Note, while the use of enrichment curves is common, it is not necessarily the most appropriate measure of performance and has been discussed by Hawkins et al. Alternative methods such as ROC curves and the RIE metric are more rigorous and robust. But it took 10 minutes to write the code to get the enrichment curves (and factors), so that’s what I’ll use here.
So with this procedure in hand, I considered two of the datasets provided by Rohrer & Baumann. Specifically, I used AID’s 466 and 548 (which were cleaned locally). Each of these datasets had 30 actives and 15,000 decoys. I combined the actives with the decoys and obtained enrichment curves using each of the actives against the 15,030 compound target collection. The final enrichment curve was then obtained by averaging the 30 individual enrichment curves.
This procedure was performed using 5 different fingerprints, and in all cases the Tanimoto metric was employed.
- BCI 1052 bit structural keys
- MACCS 166 bit structural keys (implemented in the CDK)
- EState 79 bit structural keys (implemented in the CDK)
- CDK 1024 bit standard hashed (ignores cyclic systems)
- CDK 1024 bit extended hashed (considers cyclic systems)
The plots below compare the performance of the five fingerprints for the AID 466 dataset. Looking at the right hand plot, we see that overall none of the fingerprints are doing too great. More interesting is the left hand plot which focuses on the smaller percentages of the target collection. Here we see that the standard CDK hashed fingerprint is actually performing quite similarly to the BCI 1052 structural keys. Surprisingly the extended CDK fingerprints don’t seem to be doing so well, even though it takes into account more features.
The figure below shows the results for the same give fingerprints applied to the 548 dataset. As noted above, enrichment curves are dependent on the dataset being analyzed. For this dataset, all the fingerprints exhibit better performance. In this case, the CDK extended fingerprint appears to be doing the best. Surprisingly the BCI keys are outperformed by the two CDK hashed fingerprints.

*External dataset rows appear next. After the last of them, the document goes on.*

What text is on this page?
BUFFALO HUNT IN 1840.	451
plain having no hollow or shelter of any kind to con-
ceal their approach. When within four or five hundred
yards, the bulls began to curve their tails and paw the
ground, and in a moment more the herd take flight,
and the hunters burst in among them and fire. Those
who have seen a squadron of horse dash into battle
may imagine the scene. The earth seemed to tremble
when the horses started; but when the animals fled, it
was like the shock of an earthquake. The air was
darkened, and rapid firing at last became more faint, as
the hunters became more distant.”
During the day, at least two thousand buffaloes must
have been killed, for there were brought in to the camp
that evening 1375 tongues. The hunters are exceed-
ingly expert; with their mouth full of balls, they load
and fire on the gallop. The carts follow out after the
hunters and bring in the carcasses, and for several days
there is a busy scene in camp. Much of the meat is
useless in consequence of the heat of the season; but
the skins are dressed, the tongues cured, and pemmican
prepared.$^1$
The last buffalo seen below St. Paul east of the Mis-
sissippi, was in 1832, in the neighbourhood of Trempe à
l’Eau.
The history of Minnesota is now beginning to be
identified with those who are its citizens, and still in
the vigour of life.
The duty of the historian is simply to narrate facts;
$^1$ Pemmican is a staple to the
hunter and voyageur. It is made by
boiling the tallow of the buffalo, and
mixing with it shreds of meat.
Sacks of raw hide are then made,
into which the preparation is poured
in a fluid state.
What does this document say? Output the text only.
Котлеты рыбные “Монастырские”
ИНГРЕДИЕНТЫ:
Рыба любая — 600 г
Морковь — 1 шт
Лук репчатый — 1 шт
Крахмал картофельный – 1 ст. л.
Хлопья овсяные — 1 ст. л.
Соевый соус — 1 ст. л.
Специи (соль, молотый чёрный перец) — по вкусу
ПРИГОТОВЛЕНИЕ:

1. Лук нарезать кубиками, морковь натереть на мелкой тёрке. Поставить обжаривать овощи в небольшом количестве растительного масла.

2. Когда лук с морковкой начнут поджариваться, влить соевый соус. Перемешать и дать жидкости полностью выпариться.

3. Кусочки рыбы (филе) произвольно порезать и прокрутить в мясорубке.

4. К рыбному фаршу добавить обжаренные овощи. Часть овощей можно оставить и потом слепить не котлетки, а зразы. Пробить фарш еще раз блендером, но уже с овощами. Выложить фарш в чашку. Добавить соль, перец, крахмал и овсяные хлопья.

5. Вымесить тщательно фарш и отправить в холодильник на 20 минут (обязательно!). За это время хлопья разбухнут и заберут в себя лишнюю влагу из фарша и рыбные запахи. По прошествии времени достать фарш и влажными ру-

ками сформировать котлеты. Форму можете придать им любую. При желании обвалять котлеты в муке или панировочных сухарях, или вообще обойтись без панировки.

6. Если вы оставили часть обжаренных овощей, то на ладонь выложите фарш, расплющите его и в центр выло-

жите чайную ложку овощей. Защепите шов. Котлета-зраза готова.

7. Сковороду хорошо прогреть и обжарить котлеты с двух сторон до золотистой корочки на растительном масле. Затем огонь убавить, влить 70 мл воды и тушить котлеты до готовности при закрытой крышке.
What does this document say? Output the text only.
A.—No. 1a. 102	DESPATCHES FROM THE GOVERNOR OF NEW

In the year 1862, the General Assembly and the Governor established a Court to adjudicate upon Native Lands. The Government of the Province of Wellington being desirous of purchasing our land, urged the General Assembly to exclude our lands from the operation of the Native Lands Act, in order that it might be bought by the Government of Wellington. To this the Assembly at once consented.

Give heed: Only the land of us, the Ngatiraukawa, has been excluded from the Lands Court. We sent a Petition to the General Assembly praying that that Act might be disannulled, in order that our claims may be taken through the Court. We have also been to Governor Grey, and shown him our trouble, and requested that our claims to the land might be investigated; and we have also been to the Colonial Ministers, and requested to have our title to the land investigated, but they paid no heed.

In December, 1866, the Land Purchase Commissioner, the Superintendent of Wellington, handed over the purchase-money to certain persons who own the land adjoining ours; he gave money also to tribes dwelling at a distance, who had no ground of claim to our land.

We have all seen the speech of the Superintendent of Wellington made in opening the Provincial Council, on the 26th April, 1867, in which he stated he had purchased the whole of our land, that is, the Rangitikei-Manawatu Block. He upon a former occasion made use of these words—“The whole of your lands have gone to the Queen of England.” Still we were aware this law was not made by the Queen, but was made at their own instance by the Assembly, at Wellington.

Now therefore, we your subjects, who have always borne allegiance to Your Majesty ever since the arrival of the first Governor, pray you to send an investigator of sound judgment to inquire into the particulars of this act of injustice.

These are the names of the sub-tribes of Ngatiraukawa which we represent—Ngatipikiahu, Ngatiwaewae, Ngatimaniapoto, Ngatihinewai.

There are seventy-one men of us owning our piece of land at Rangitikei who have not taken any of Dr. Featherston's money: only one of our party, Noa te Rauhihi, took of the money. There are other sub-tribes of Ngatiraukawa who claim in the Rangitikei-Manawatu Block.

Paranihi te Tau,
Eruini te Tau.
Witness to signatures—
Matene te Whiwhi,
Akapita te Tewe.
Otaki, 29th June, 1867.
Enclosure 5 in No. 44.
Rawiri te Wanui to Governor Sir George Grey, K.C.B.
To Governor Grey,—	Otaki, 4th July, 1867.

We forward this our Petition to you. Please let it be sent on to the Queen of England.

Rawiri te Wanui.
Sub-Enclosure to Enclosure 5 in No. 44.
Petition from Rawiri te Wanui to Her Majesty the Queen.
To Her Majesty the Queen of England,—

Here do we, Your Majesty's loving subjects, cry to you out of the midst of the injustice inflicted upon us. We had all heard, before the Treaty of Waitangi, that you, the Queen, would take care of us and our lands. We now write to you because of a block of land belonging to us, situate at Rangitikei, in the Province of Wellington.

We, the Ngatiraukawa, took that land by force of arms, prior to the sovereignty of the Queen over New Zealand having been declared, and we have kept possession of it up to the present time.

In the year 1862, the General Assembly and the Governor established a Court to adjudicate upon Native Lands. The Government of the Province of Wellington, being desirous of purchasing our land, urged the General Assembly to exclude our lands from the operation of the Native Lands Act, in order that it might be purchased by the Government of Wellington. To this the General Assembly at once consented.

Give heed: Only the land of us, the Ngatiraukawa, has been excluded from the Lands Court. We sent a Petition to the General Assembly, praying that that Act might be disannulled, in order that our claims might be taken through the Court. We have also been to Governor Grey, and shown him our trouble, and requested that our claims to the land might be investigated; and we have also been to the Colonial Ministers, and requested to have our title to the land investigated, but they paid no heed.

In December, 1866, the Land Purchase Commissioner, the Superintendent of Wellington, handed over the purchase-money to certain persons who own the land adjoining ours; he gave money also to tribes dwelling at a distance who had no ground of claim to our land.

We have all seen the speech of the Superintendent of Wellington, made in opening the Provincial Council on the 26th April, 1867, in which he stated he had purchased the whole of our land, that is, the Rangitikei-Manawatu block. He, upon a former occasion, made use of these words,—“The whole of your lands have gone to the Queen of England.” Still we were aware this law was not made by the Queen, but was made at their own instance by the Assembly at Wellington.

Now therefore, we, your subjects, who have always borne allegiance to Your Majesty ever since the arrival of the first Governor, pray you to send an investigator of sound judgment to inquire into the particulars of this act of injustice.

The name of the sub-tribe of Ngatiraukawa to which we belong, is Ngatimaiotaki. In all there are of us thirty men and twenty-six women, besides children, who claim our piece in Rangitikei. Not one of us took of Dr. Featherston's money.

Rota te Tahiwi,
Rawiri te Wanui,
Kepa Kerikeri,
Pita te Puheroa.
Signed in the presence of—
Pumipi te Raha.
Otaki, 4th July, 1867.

It’s also useful to look at the enrichment factors for, say , the top 5% of the target collection and are listed below for the five fingerprints
|Dataset||BCI||MACCS||EState||CDK Standard||CDK Extended|
The overall performance of all the fingerprints is not great – but this is not surprising, since the datasets have been constructed to have a high degree of scaffold diversity. Such datasets are designed not to unduly favor 2D fingerprint methods. While these results are not conclusive, and should be repeated for more datasets (and I’d also like to see how circular fingerprints perform on these datasets), they do suggest that the simplistic CDK hashed fingerprints are not too bad.